The first production for 1975 was the play by George Bernard Shaw, “Pygmalion”, staged in the Little Theatre. Ken Docksey directed, with newcomers Tony Guiffre playing Henry Higgins and Wendy Yelf, Eliza Dooliitle. Bob Munro was very suited to portray Alfred Doolittle, Bob Harris, Colonel Pickering and Rick Hutton as Freddy Eynsford Hill. Others in the cast were Mick Budden, Bob Waters, Anne Wildman, Vicky Setter, Sandra Smith and Warwick Tom. There is no record of ticket prices for the show but over four performances the door takings amounted to $757.

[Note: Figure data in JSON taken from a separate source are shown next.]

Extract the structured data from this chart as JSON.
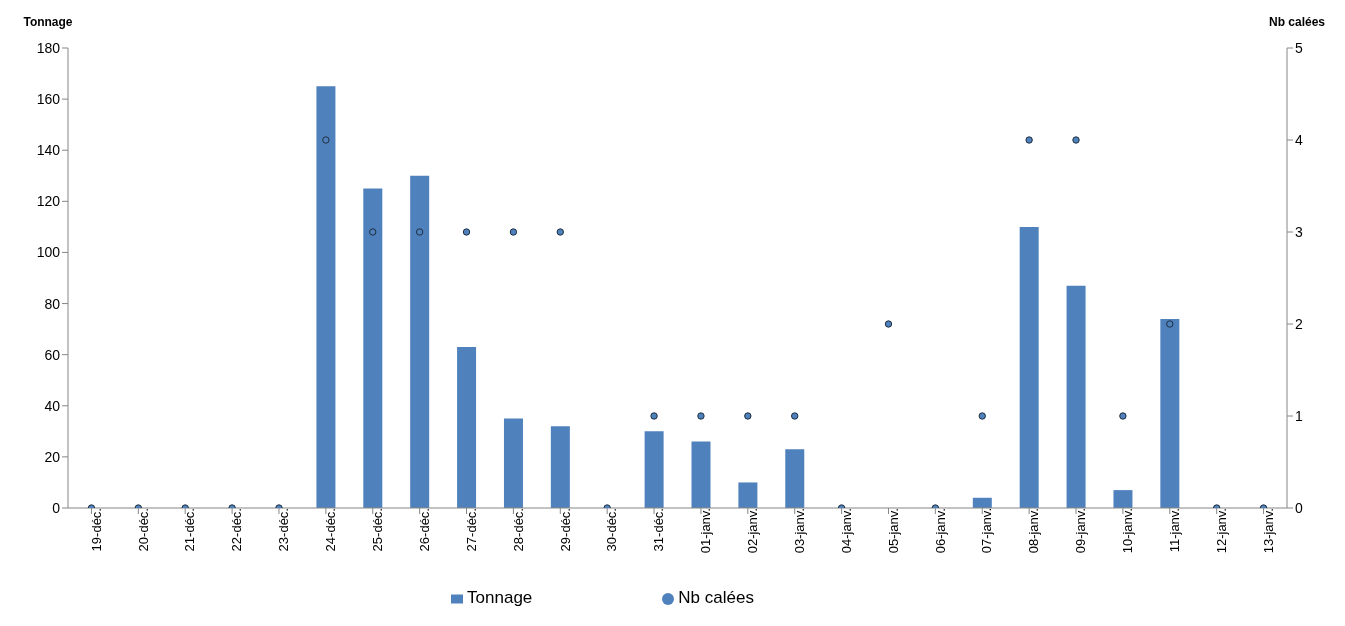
{
  "chart_data": {
    "type": "bar",
    "ylabel": "Tonnage",
    "y2label": "Nb calées",
    "categories": [
      "19-déc.",
      "20-déc.",
      "21-déc.",
      "22-déc.",
      "23-déc.",
      "24-déc.",
      "25-déc.",
      "26-déc.",
      "27-déc.",
      "28-déc.",
      "29-déc.",
      "30-déc.",
      "31-déc.",
      "01-janv.",
      "02-janv.",
      "03-janv.",
      "04-janv.",
      "05-janv.",
      "06-janv.",
      "07-janv.",
      "08-janv.",
      "09-janv.",
      "10-janv.",
      "11-janv.",
      "12-janv.",
      "13-janv."
    ],
    "series": [
      {
        "name": "Tonnage",
        "color": "#4f81bd",
        "values": [
          0,
          0,
          0,
          0,
          0,
          165,
          125,
          130,
          63,
          35,
          32,
          0,
          30,
          26,
          10,
          23,
          0,
          0,
          0,
          4,
          110,
          87,
          7,
          74,
          0,
          0
        ]
      },
      {
        "name": "Nb calées",
        "type": "scatter",
        "axis": "y2",
        "color": "#4f81bd",
        "marker": "circle",
        "values": [
          0,
          0,
          0,
          0,
          0,
          4,
          3,
          3,
          3,
          3,
          3,
          0,
          1,
          1,
          1,
          1,
          0,
          2,
          0,
          1,
          4,
          4,
          1,
          2,
          0,
          0
        ]
      }
    ],
    "ylim": [
      0,
      180
    ],
    "yticks": [
      0,
      20,
      40,
      60,
      80,
      100,
      120,
      140,
      160,
      180
    ],
    "y2lim": [
      0,
      5
    ],
    "y2ticks": [
      0,
      1,
      2,
      3,
      4,
      5
    ],
    "grid": false,
    "legend": "bottom"
  }
}
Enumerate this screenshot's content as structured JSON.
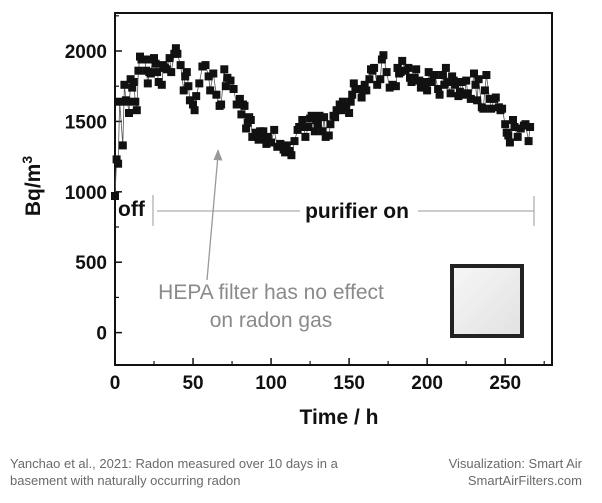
{
  "chart_data": {
    "type": "scatter",
    "xlabel": "Time / h",
    "ylabel": "Bq/m3",
    "xlim": [
      0,
      280
    ],
    "ylim": [
      -230,
      2270
    ],
    "x_ticks": [
      "0",
      "50",
      "100",
      "150",
      "200",
      "250"
    ],
    "y_ticks": [
      "0",
      "500",
      "1000",
      "1500",
      "2000"
    ],
    "marker": "filled-square",
    "series_color": "#111111",
    "points": [
      [
        0,
        970
      ],
      [
        1,
        1230
      ],
      [
        2,
        1200
      ],
      [
        3,
        1640
      ],
      [
        5,
        1330
      ],
      [
        6,
        1760
      ],
      [
        7,
        1650
      ],
      [
        8,
        1640
      ],
      [
        9,
        1560
      ],
      [
        10,
        1800
      ],
      [
        11,
        1740
      ],
      [
        12,
        1780
      ],
      [
        13,
        1640
      ],
      [
        14,
        1580
      ],
      [
        15,
        1860
      ],
      [
        16,
        1960
      ],
      [
        17,
        1940
      ],
      [
        19,
        1940
      ],
      [
        20,
        1860
      ],
      [
        21,
        1770
      ],
      [
        22,
        1850
      ],
      [
        23,
        1840
      ],
      [
        24,
        1940
      ],
      [
        25,
        1950
      ],
      [
        26,
        1910
      ],
      [
        27,
        1850
      ],
      [
        28,
        1780
      ],
      [
        30,
        1760
      ],
      [
        31,
        1900
      ],
      [
        32,
        1880
      ],
      [
        33,
        1870
      ],
      [
        35,
        1950
      ],
      [
        36,
        1850
      ],
      [
        38,
        1980
      ],
      [
        39,
        2020
      ],
      [
        40,
        1980
      ],
      [
        42,
        1900
      ],
      [
        44,
        1720
      ],
      [
        45,
        1820
      ],
      [
        46,
        1850
      ],
      [
        47,
        1750
      ],
      [
        48,
        1650
      ],
      [
        50,
        1620
      ],
      [
        51,
        1580
      ],
      [
        52,
        1680
      ],
      [
        54,
        1770
      ],
      [
        56,
        1890
      ],
      [
        58,
        1900
      ],
      [
        60,
        1820
      ],
      [
        61,
        1720
      ],
      [
        63,
        1840
      ],
      [
        65,
        1690
      ],
      [
        67,
        1610
      ],
      [
        68,
        1620
      ],
      [
        70,
        1870
      ],
      [
        71,
        1750
      ],
      [
        72,
        1810
      ],
      [
        74,
        1790
      ],
      [
        76,
        1730
      ],
      [
        78,
        1620
      ],
      [
        80,
        1660
      ],
      [
        81,
        1550
      ],
      [
        82,
        1620
      ],
      [
        83,
        1610
      ],
      [
        84,
        1450
      ],
      [
        85,
        1490
      ],
      [
        86,
        1530
      ],
      [
        87,
        1510
      ],
      [
        88,
        1390
      ],
      [
        90,
        1420
      ],
      [
        91,
        1390
      ],
      [
        92,
        1370
      ],
      [
        93,
        1430
      ],
      [
        95,
        1430
      ],
      [
        96,
        1380
      ],
      [
        97,
        1340
      ],
      [
        98,
        1390
      ],
      [
        100,
        1350
      ],
      [
        102,
        1440
      ],
      [
        104,
        1320
      ],
      [
        106,
        1340
      ],
      [
        108,
        1300
      ],
      [
        109,
        1280
      ],
      [
        110,
        1330
      ],
      [
        112,
        1290
      ],
      [
        113,
        1260
      ],
      [
        115,
        1360
      ],
      [
        117,
        1440
      ],
      [
        118,
        1460
      ],
      [
        120,
        1510
      ],
      [
        121,
        1460
      ],
      [
        122,
        1390
      ],
      [
        124,
        1460
      ],
      [
        125,
        1520
      ],
      [
        126,
        1540
      ],
      [
        128,
        1430
      ],
      [
        129,
        1510
      ],
      [
        130,
        1480
      ],
      [
        131,
        1540
      ],
      [
        133,
        1430
      ],
      [
        134,
        1530
      ],
      [
        135,
        1390
      ],
      [
        137,
        1400
      ],
      [
        138,
        1480
      ],
      [
        140,
        1540
      ],
      [
        141,
        1530
      ],
      [
        142,
        1580
      ],
      [
        144,
        1620
      ],
      [
        145,
        1580
      ],
      [
        146,
        1640
      ],
      [
        148,
        1600
      ],
      [
        150,
        1560
      ],
      [
        151,
        1640
      ],
      [
        152,
        1690
      ],
      [
        153,
        1770
      ],
      [
        154,
        1730
      ],
      [
        156,
        1730
      ],
      [
        158,
        1670
      ],
      [
        159,
        1720
      ],
      [
        160,
        1760
      ],
      [
        161,
        1720
      ],
      [
        163,
        1800
      ],
      [
        164,
        1870
      ],
      [
        165,
        1860
      ],
      [
        166,
        1880
      ],
      [
        168,
        1760
      ],
      [
        170,
        1800
      ],
      [
        171,
        1940
      ],
      [
        172,
        1970
      ],
      [
        174,
        1850
      ],
      [
        176,
        1740
      ],
      [
        178,
        1760
      ],
      [
        180,
        1750
      ],
      [
        181,
        1880
      ],
      [
        182,
        1840
      ],
      [
        183,
        1850
      ],
      [
        184,
        1930
      ],
      [
        186,
        1860
      ],
      [
        188,
        1880
      ],
      [
        189,
        1810
      ],
      [
        190,
        1780
      ],
      [
        192,
        1810
      ],
      [
        193,
        1870
      ],
      [
        195,
        1790
      ],
      [
        196,
        1740
      ],
      [
        198,
        1780
      ],
      [
        199,
        1760
      ],
      [
        200,
        1720
      ],
      [
        201,
        1850
      ],
      [
        203,
        1780
      ],
      [
        204,
        1830
      ],
      [
        205,
        1830
      ],
      [
        207,
        1730
      ],
      [
        208,
        1690
      ],
      [
        210,
        1830
      ],
      [
        211,
        1760
      ],
      [
        212,
        1880
      ],
      [
        213,
        1780
      ],
      [
        215,
        1700
      ],
      [
        216,
        1820
      ],
      [
        217,
        1790
      ],
      [
        218,
        1760
      ],
      [
        220,
        1680
      ],
      [
        221,
        1710
      ],
      [
        222,
        1780
      ],
      [
        224,
        1690
      ],
      [
        225,
        1790
      ],
      [
        226,
        1700
      ],
      [
        228,
        1660
      ],
      [
        230,
        1840
      ],
      [
        231,
        1760
      ],
      [
        232,
        1650
      ],
      [
        233,
        1800
      ],
      [
        235,
        1600
      ],
      [
        236,
        1590
      ],
      [
        237,
        1720
      ],
      [
        238,
        1830
      ],
      [
        240,
        1660
      ],
      [
        241,
        1590
      ],
      [
        243,
        1660
      ],
      [
        244,
        1670
      ],
      [
        246,
        1600
      ],
      [
        247,
        1580
      ],
      [
        248,
        1590
      ],
      [
        250,
        1480
      ],
      [
        251,
        1420
      ],
      [
        252,
        1400
      ],
      [
        253,
        1350
      ],
      [
        255,
        1510
      ],
      [
        256,
        1460
      ],
      [
        258,
        1390
      ],
      [
        260,
        1450
      ],
      [
        262,
        1470
      ],
      [
        263,
        1480
      ],
      [
        265,
        1360
      ],
      [
        266,
        1460
      ]
    ],
    "annotations": {
      "off_label": "off",
      "on_label": "purifier on",
      "callout_line1": "HEPA filter has no effect",
      "callout_line2": "on radon gas"
    }
  },
  "footer": {
    "source_line1": "Yanchao et al., 2021: Radon measured over 10 days in a",
    "source_line2": "basement with naturally occurring radon",
    "credit_line1": "Visualization: Smart Air",
    "credit_line2": "SmartAirFilters.com"
  },
  "colors": {
    "axis": "#111111",
    "annotation_gray": "#8a8a8a",
    "footer_text": "#6a6a6a"
  }
}
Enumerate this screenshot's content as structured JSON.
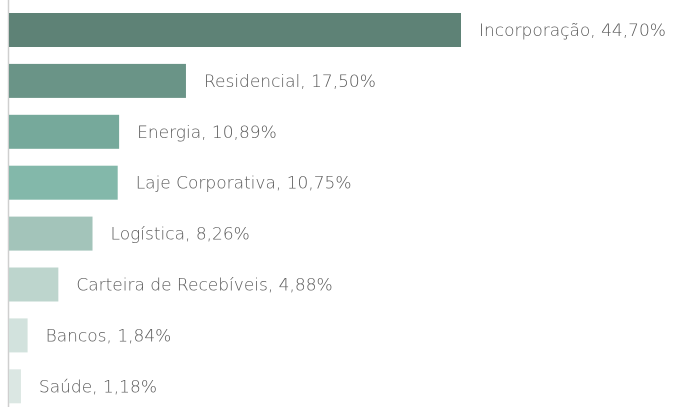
{
  "chart_data": {
    "type": "barh",
    "values": [
      44.7,
      17.5,
      10.89,
      10.75,
      8.26,
      4.88,
      1.84,
      1.18
    ],
    "value_labels": [
      "Incorporação, 44,70%",
      "Residencial, 17,50%",
      "Energia, 10,89%",
      "Laje Corporativa, 10,75%",
      "Logística, 8,26%",
      "Carteira de Recebíveis, 4,88%",
      "Bancos, 1,84%",
      "Saúde, 1,18%"
    ],
    "colors": [
      "#5e8276",
      "#6a9487",
      "#76a99b",
      "#83b8aa",
      "#a3c4ba",
      "#bdd5cd",
      "#d2e2dd",
      "#dbe7e3"
    ],
    "xlim": [
      0,
      44.7
    ]
  }
}
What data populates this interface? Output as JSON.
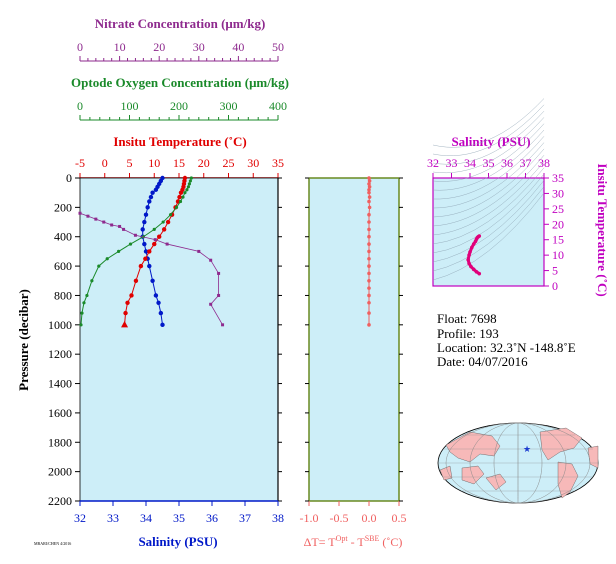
{
  "axes": {
    "nitrate": {
      "label": "Nitrate Concentration (μm/kg)",
      "ticks": [
        "0",
        "10",
        "20",
        "30",
        "40",
        "50"
      ],
      "range": [
        0,
        50
      ],
      "color": "#8e2a8e"
    },
    "oxygen": {
      "label": "Optode Oxygen Concentration (μm/kg)",
      "ticks": [
        "0",
        "100",
        "200",
        "300",
        "400"
      ],
      "range": [
        0,
        400
      ],
      "color": "#1a8a2a"
    },
    "temperature": {
      "label": "Insitu Temperature (˚C)",
      "ticks": [
        "-5",
        "0",
        "5",
        "10",
        "15",
        "20",
        "25",
        "30",
        "35"
      ],
      "range": [
        -5,
        35
      ],
      "color": "#e00000"
    },
    "salinity": {
      "label": "Salinity (PSU)",
      "ticks": [
        "32",
        "33",
        "34",
        "35",
        "36",
        "37",
        "38"
      ],
      "range": [
        32,
        38
      ],
      "color": "#0018c8"
    },
    "pressure": {
      "label": "Pressure (decibar)",
      "ticks": [
        "0",
        "200",
        "400",
        "600",
        "800",
        "1000",
        "1200",
        "1400",
        "1600",
        "1800",
        "2000",
        "2200"
      ],
      "range": [
        0,
        2200
      ],
      "color": "#000000"
    },
    "delta_t": {
      "label_main": "ΔT= T",
      "label_sup1": "Opt",
      "label_mid": " - T",
      "label_sup2": "SBE",
      "label_end": " (˚C)",
      "ticks": [
        "-1.0",
        "-0.5",
        "0.0",
        "0.5"
      ],
      "range": [
        -1.0,
        0.5
      ],
      "color": "#f06060"
    },
    "ts_salinity": {
      "label": "Salinity (PSU)",
      "ticks": [
        "32",
        "33",
        "34",
        "35",
        "36",
        "37",
        "38"
      ],
      "range": [
        32,
        38
      ],
      "color": "#c000c0"
    },
    "ts_temperature": {
      "label": "Insitu Temperature (˚C)",
      "ticks": [
        "0",
        "5",
        "10",
        "15",
        "20",
        "25",
        "30",
        "35"
      ],
      "range": [
        0,
        35
      ],
      "color": "#c000c0"
    }
  },
  "info": {
    "float": "Float:  7698",
    "profile": "Profile:  193",
    "location": "Location:  32.3˚N  -148.8˚E",
    "date": "Date:  04/07/2016"
  },
  "colors": {
    "panel_bg": "#cdeef8",
    "map_land": "#f7b9b9",
    "map_ocean": "#cdeef8",
    "float_marker": "#1a3ad0"
  },
  "chart_data": [
    {
      "type": "line",
      "name": "profile",
      "series": [
        {
          "name": "salinity",
          "color": "#0018c8",
          "x_axis": "salinity",
          "x": [
            34.5,
            34.45,
            34.4,
            34.35,
            34.3,
            34.2,
            34.15,
            34.1,
            34.05,
            34.0,
            33.95,
            33.9,
            33.9,
            33.95,
            34.0,
            34.05,
            34.1,
            34.2,
            34.3,
            34.38,
            34.45,
            34.5
          ],
          "y": [
            0,
            20,
            40,
            60,
            80,
            100,
            130,
            160,
            200,
            250,
            300,
            350,
            400,
            450,
            500,
            550,
            600,
            700,
            800,
            850,
            920,
            1000
          ]
        },
        {
          "name": "temperature",
          "color": "#e00000",
          "x_axis": "temperature",
          "x": [
            16.2,
            16.1,
            16.0,
            15.9,
            15.7,
            15.4,
            15.1,
            14.8,
            14.3,
            13.6,
            12.8,
            12.0,
            11.0,
            10.0,
            9.0,
            8.2,
            7.3,
            6.3,
            5.4,
            4.6,
            4.2,
            4.0
          ],
          "y": [
            0,
            20,
            40,
            60,
            80,
            100,
            130,
            160,
            200,
            250,
            300,
            350,
            400,
            450,
            500,
            550,
            600,
            700,
            800,
            850,
            920,
            1000
          ]
        },
        {
          "name": "oxygen",
          "color": "#1a8a2a",
          "x_axis": "oxygen",
          "x": [
            225,
            223,
            221,
            219,
            216,
            212,
            208,
            203,
            195,
            183,
            168,
            150,
            128,
            102,
            78,
            55,
            38,
            24,
            14,
            8,
            4,
            2
          ],
          "y": [
            0,
            20,
            40,
            60,
            80,
            100,
            130,
            160,
            200,
            250,
            300,
            350,
            400,
            450,
            500,
            550,
            600,
            700,
            800,
            850,
            920,
            1000
          ]
        },
        {
          "name": "nitrate",
          "color": "#8e2a8e",
          "x_axis": "nitrate",
          "x": [
            0,
            2,
            4,
            6,
            8,
            10,
            11,
            14,
            19,
            22,
            30,
            33,
            35,
            35,
            33,
            36
          ],
          "y": [
            240,
            260,
            280,
            300,
            320,
            330,
            350,
            390,
            420,
            450,
            500,
            560,
            650,
            800,
            860,
            1000
          ]
        }
      ],
      "ylim": [
        0,
        2200
      ],
      "ylabel": "Pressure (decibar)",
      "xlabel": "Salinity (PSU)"
    },
    {
      "type": "scatter",
      "name": "delta-t",
      "series": [
        {
          "name": "delta_t",
          "color": "#f06060",
          "x": [
            0.0,
            0.01,
            0.0,
            0.01,
            0.0,
            0.0,
            0.01,
            0.0,
            0.01,
            0.0,
            0.0,
            0.0,
            0.0,
            0.0,
            0.0,
            0.0,
            0.0,
            0.0,
            0.0,
            0.0,
            0.0,
            0.0,
            0.0,
            0.0
          ],
          "y": [
            0,
            20,
            40,
            60,
            80,
            100,
            130,
            160,
            200,
            250,
            300,
            350,
            400,
            450,
            500,
            550,
            600,
            650,
            700,
            750,
            800,
            850,
            920,
            1000
          ]
        }
      ],
      "xlim": [
        -1.0,
        0.5
      ],
      "ylim": [
        0,
        2200
      ]
    },
    {
      "type": "line",
      "name": "ts-diagram",
      "series": [
        {
          "name": "t-s",
          "color": "#e0007a",
          "x": [
            34.5,
            34.45,
            34.4,
            34.35,
            34.3,
            34.2,
            34.1,
            34.0,
            33.95,
            33.9,
            33.95,
            34.05,
            34.2,
            34.35,
            34.5
          ],
          "y": [
            16.2,
            16.0,
            15.7,
            15.2,
            14.5,
            13.6,
            12.5,
            11.0,
            10.0,
            8.5,
            7.3,
            6.3,
            5.4,
            4.6,
            4.0
          ]
        }
      ],
      "xlim": [
        32,
        38
      ],
      "ylim": [
        0,
        35
      ]
    }
  ]
}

This was the only production in the Little Theatre for the year as the next show “Annie Get Your Gun” was staged at the Leagues Club in November over four nights. Over the three year period ’74 to ’76 the Society endeavoured to improve the theatre with the purchase of chairs through the Shire Council to save sales tax , the upgrading of the heating by using electricity instead of gas and general renovation which included painting of all the inside of the building with white woodwork and Zenith Blue walls. This was not without its problems as the power switches for the heating had to be made more accessible, the security doors had to be re-swung after vandals forced entry and splashed the remains of the paint over chairs, books and records and removed the fuse from the power box which then had to be locked.
But in the true spirit of the Society motto “She’ll be Right”, members rallied and got the Society back on an even keel. “Annie” was the very successful final show for 1975, directed by Tony Guiffrey, musical direction Vivienne Steventon and choreography by Judy Baker. The leading roles of Annie Oakley and Frank Butler were played by Elaine Johnson and Ron Smith. Jack Mowtell landed the part of Sitting Bull, as he said this was the only part that would get him on stage. This was one of those shows with a big cast and included many well-known locals such as Lorna Parkhill, Geoff Steventon, Alan Wright, Reg Pritchard, Bob Steel, Bill Watts, Cheryl Brown, Pat Carey and Neil Smith. The music was provided by a seven piece orchestra, consisting of violin, viola, cello, flute, clarinet, alto saxophone and of course piano ably shared by Margaret Cooke and Betty Gray who incidentally was Vivienne’s mum.
Vivienne and Geoff were married while both performing with the Society as were Sue Fay and Ric Hutton, just adding to the long list of happy couples who met at the M & D. The AGM in 1976 saw Liz Matthews re-elected President for the third year while Lorna Parkhill, one of the newer members, took over Secretaryship from Wendy Yelf. Alan Wright, a new Scientist at the Telescope and his wife Hilary joined the Society when they came to Parkes having had previous experience in repertory theatre in England.
He directed the first production for 1976 “Breath of Spring” with Sandra Smith having the role of Nanette, and Ric Hutton the role of Brigadier Albert Rayne. Others in the cast were, Liz Matthews, Pat Carey, Stan Kingham and Murray McLachlan in his first part with the Society. This three act was very well received and set the tone for the rest of the year.